John G Posted March 20, 2008 Posted March 20, 2008 Clarification: Masteff is right - if your married you both qualify via your combined income. It was not clear from your post if you had a partial year (qualified then) but won't qualify in the future...or you don't qualify at all. If the later is true, then you need to contract your custodian and withdraw the ineligible contributions. You may be able to re-establish the account as a regular IRA. Alternatively, you can start a general program of investing. For the moment, long term capital gains and dividends are taxed at low rates. Do not assume that the 2010 wide open option will stand. We have a few elections coming up and a new Congress and President will probably make economic/tax changes. There is not logical reason for Roths (and inheritance taxes) to jump back and forth depending upon the calendar year.
GMK Posted March 20, 2008 Posted March 20, 2008 Yes, I should have mentioned combined income - mea maxima culpa. John G - Your comments about 2010 are spot on. As it stands now, income limits on conversions to Roth IRA's will also disappear, and for a conversion in 2010, one has the choice to pay the taxes in 2010 or average them over 2011 and 2012. Of course, as things stand, ordinary tax rates go back up in 2011, so that might not be a bargain. We inform people about 2010, but advise them that when we get to 2010, it may not look the same as it does now.
jevd Posted March 20, 2008 Posted March 20, 2008 Yes, I should have mentioned combined income - mea maxima culpa.John G - Your comments about 2010 are spot on. As it stands now, income limits on conversions to Roth IRA's will also disappear, and for a conversion in 2010, one has the choice to pay the taxes in 2010 or average them over 2011 and 2012. Of course, as things stand, ordinary tax rates go back up in 2011, so that might not be a bargain. We inform people about 2010, but advise them that when we get to 2010, it may not look the same as it does now. I agree with above. Especially maxing out any 401(k) contributions and more so if there is an employer match. Don't leave any $ on the table. JEVD Making the complex understandable.
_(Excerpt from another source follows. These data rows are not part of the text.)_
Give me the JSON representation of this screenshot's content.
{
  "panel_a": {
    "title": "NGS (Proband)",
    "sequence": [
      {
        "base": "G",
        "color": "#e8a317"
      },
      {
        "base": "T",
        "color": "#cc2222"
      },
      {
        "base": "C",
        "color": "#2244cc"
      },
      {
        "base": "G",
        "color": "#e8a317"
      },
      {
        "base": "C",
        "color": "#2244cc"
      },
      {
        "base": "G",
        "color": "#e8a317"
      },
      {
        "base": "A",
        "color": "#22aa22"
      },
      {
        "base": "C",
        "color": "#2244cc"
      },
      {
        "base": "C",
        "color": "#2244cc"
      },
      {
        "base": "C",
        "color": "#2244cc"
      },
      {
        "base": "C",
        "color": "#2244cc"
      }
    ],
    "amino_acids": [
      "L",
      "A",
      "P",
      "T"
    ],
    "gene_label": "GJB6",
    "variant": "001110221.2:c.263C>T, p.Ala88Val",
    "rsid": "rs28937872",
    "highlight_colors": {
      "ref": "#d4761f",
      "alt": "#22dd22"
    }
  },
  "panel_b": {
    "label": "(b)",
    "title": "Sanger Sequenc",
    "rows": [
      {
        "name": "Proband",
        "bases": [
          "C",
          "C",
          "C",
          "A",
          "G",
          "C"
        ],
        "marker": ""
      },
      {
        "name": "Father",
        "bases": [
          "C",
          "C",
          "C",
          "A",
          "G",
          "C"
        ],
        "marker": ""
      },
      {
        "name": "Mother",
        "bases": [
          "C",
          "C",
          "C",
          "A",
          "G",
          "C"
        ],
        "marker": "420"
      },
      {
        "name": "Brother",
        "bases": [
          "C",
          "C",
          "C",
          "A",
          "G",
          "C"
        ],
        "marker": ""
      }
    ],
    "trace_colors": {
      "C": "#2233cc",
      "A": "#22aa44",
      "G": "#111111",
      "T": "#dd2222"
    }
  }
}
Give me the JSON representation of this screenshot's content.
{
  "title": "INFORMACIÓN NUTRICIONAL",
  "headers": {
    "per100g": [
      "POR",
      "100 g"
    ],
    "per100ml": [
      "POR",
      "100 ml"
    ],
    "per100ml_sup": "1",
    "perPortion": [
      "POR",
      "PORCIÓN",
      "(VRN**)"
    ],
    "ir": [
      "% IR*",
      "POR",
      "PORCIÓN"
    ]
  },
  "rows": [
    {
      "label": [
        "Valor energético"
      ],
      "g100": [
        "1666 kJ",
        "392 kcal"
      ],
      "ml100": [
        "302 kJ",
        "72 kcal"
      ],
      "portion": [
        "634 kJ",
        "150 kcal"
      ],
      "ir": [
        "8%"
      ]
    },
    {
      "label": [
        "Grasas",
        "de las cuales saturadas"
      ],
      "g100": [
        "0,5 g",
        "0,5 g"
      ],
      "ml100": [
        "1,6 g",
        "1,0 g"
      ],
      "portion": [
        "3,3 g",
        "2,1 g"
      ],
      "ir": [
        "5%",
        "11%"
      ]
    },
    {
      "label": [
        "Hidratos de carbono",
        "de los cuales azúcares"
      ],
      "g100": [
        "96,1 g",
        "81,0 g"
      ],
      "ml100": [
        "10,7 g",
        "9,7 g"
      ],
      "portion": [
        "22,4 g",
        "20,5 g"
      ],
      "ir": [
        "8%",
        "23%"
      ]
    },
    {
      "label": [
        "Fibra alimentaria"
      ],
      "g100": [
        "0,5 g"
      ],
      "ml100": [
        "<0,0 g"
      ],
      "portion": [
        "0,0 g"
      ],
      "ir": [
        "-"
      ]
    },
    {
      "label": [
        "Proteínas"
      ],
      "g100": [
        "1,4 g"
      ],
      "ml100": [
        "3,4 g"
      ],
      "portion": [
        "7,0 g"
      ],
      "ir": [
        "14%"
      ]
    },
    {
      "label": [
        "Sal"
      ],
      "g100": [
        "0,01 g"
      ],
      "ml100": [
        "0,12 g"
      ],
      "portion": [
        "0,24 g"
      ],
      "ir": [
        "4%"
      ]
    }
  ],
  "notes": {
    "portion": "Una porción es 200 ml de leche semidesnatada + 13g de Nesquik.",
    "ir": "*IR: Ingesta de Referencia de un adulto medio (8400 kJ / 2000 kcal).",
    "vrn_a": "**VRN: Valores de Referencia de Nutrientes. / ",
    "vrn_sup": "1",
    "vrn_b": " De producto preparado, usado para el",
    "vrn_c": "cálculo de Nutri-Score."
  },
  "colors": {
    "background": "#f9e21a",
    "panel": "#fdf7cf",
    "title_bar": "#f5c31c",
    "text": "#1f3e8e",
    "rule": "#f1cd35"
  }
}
Guest nichoju80 Posted March 24, 2008 Posted March 24, 2008 Thanks for all the insight, I am already contributing to my employers 401K up to the match and then some; we are actually not yet married and we filed single for tax year 07, so I was able to contribute some to her Roth, but not with 'her money' as stated before. When we file for tax year 08 we may be above the limit of 166K, may not. I didn't realize the limit was that high, that is a great piece of information. Thanks again.